EPA Response to PCB Sediment in Homes in Cheraw, SC
Tributaries to the Pee Dee River flooded parts of Cheraw and deposited sediment into five homes. On Sept. 22, EPA oversaw sampling of the five homes and received the sampling results in the late afternoon of Sept. 25, which showed detectable concentrations of polychlorinated biphenyls (PCBs) in sediments deposited inside four of the five homes and in the crawl space of the fifth home.
EPA's priority is to protect public health and the environment in the affected area. EPA is working closely with the affected families, and is also coordinating with the mayor of Cheraw, other local officials and the South Carolina Department of Health and Environmental Control on response activities.
EPA took immediate action and notified the residents of the impacted homes. Temporary accommodations are being offered to the residents of the four homes where PCB sediment was found in living spaces. EPA is offering temporary accommodations to protect the health of affected families while response actions are evaluated and implemented to remove PCBs from the impacted homes. The temporary housing will extend until removal actions are completed and additional sampling data verifies the results. EPA is overseeing cleanup work in the affected homes beginning today.
EPA considers PCBs a probable human carcinogen. PCBs have low acute toxicity. They accumulate in the environment and can pose risks to human health over longer-term exposure.

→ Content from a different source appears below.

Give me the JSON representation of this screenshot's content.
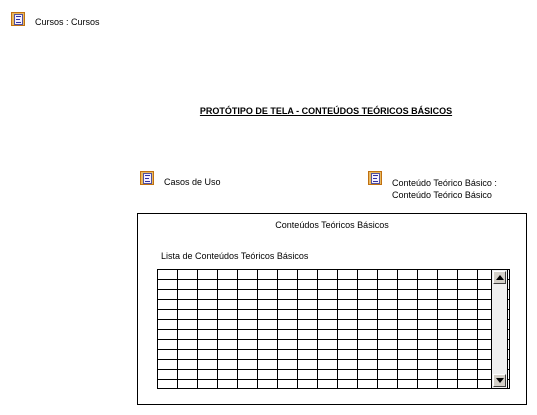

The Burlington Industries Superfund site is located in Cheraw, South Carolina. The Site was added to the National Priorities List in May 2018. EPA took early action in 2017 using its Superfund removal authority to address soil contamination at several residential properties near the site. EPA has entered into an Administrative Order with Highland Industries to address Site-related contamination. Additional information on the Burlington Industries Superfund site may be found at: https://www.epa.gov/superfund/burlington-cheraw
EPA continues to conduct ground assessments at targeted Superfund sites in other storm-impacted areas in South Carolina, North Carolina, and Tennessee, and has completed its assessments in Georgia. As assessments continue, EPA will take action to address any impacts discovered.